In my note yesterday, I began my personal interpretation of some of the most significant ideas that were discussed during the recent API Strategic Summit (see: Lessons from the API Strategic Summit: Beaker LIS Is Not "Free"). The conference was convened to discuss the future of the LIS and pathology informatics in the era of powerful EMRs. For today's note, I would like to discuss the term best-of-breed LIS. This topic was prompted by a question posed to me at the Strategic Summit by the president of the API, Ray Aller. He asked: why is is only now that we are beginning to grapple with a formal defintion for a best-of-breed (BOB) LIS? The answer is that for approximately four decades, there was no need to define a BOB LIS because everyone thought that they understood the term. In other words, there was a general consensus about the definition. This consensus now seems to be growing weaker.
Simply put, a BOB LIS is a system supplied by a single vendor with a broad range of modules and functionalities, each of which was deemed to be superior, or at least equal, to the competing systems in the market. It was also commonly understood that the LIS market was segmented by hospital/lab size so the return-on-investment (ROI) needed to be factored into this equation. An LIS designed for a large, complex lab might deliver too big and expensive a "payload" for a smaller lab so a different LIS might be considered BOB for that smaller lab segment.
It was axiomatic in the LIS world that the founders of LIS companies had emerged from the clinical lab industry or that the LIS vendors would always hire lab professionals to help design their software and serve as liaisons to lab clients. It was also axiomatic that there was an active "conveyor belt" for ideas about new lab functions between the hospital lab professionals and the LIS vendors. The goal was to continually enhance the LIS software as the overarching lab mission evolved and changed.

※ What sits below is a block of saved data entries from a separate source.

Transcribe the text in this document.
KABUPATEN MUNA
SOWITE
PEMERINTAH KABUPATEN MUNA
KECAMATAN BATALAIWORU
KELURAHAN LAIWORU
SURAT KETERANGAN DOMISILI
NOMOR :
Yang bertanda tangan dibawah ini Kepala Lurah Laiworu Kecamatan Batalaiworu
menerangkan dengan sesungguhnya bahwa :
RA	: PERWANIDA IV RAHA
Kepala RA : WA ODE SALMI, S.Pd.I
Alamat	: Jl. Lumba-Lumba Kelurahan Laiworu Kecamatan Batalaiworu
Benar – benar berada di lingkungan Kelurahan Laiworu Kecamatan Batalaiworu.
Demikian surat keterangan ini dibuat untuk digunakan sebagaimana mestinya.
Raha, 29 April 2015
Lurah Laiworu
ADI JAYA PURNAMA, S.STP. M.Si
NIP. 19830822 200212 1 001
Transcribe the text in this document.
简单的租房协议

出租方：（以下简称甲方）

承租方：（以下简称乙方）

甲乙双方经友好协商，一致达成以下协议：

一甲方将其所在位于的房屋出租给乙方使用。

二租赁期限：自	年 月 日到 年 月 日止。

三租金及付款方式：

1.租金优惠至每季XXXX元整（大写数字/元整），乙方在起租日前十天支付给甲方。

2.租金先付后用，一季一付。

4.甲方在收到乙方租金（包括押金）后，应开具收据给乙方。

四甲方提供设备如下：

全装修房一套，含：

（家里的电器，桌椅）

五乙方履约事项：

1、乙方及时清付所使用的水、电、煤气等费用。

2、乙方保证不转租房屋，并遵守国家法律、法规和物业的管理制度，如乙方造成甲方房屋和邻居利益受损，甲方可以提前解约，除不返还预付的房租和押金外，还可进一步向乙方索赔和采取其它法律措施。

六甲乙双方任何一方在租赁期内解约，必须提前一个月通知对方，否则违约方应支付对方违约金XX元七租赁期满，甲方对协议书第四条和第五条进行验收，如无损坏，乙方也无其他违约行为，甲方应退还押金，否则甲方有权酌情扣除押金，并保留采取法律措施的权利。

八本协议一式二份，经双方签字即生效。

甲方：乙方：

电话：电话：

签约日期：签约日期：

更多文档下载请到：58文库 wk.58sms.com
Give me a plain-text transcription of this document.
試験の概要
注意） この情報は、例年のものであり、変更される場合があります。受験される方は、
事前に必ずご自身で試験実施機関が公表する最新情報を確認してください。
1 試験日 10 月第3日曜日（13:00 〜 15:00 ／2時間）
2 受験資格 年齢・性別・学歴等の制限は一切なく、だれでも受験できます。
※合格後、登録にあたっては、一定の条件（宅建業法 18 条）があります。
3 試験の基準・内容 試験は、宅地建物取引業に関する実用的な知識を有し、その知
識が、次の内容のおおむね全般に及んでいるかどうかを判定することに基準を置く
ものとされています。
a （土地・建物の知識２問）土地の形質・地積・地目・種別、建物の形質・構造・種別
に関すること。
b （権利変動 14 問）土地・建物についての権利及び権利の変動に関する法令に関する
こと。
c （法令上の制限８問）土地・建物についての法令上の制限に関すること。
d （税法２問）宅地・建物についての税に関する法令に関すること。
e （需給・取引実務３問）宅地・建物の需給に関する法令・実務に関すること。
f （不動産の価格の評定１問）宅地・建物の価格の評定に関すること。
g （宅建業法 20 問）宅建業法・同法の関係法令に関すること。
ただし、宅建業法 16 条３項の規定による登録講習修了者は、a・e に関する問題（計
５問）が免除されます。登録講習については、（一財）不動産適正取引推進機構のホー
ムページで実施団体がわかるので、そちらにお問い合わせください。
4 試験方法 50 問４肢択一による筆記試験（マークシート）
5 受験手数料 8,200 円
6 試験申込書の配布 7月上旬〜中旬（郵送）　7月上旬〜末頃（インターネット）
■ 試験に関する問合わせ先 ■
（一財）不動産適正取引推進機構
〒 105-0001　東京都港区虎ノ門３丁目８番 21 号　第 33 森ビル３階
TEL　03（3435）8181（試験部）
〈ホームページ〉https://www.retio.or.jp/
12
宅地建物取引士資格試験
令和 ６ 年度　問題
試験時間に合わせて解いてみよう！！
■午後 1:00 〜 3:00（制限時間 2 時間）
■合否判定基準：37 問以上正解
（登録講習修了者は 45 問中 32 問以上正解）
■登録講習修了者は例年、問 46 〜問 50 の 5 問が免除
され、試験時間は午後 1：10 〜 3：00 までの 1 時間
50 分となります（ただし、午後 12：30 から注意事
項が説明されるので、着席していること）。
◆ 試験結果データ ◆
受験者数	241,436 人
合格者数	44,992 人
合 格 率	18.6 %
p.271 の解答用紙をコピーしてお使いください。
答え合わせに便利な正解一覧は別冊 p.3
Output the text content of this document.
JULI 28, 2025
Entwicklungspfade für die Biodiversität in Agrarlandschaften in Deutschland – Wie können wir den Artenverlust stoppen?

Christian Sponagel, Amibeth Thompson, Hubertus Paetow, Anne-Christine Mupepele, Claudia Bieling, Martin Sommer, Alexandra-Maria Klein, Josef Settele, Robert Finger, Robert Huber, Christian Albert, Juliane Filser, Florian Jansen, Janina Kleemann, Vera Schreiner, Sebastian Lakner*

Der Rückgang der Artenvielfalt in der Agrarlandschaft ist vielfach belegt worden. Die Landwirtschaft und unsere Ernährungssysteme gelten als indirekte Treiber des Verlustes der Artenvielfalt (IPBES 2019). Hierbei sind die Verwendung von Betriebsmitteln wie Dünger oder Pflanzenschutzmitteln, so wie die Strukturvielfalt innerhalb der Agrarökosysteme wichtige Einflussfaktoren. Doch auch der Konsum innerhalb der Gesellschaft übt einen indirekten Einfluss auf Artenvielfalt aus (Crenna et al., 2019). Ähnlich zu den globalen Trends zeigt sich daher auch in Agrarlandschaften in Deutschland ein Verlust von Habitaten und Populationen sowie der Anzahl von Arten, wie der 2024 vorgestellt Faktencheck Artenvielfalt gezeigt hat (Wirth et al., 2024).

The definition for a BOB began to unravel when some vendors began to focus on the requirements of individual labs/functions such as blood bank, surgical pathology, or lab outreach. Some of these specialized vendors began to outshine the "classic LIS vendors" at their own game. In other words, they developed expertise in smaller and more specialized lab niches. An example today is whole-slide-imaging for which specialized vendors provide both hardware (i.e, slide scanners) and the requisite support software. Lab professionals responded by retaining their "classic LIS" but also purchasing these new systems and interfaced them to their classic LISs.
A new, competing model is now rapidly coming to the forefront -- the enterprise-wide-solution (EWS) such as that provided by Epic. Epic views the electronic medical record (EMR), the major software tool used by clinicians, as the epicenter of the hospital computing universe and the functionality requirements of diagnostic departments as subservient. In this Epic model, the company conceptually supplies "shrink-wrap" integration of all modules so that hospital CIO's don't have to deal with the previous "Tower of Babel." An EWS vendor like Epic need not strive to develop a BOB LIS. Beaker only needs to be "good enough" because of the overall appeal of the value proposition of the Epic EMR to CIOs. In response, the hospital lab leadership needs to patch the lab functionality gaps opened by Beaker by deploying "specialized" lab systems or retain their BOB LISs. This is optimistically viewed as a stopgap measure until Epic delivers all the required software solutions.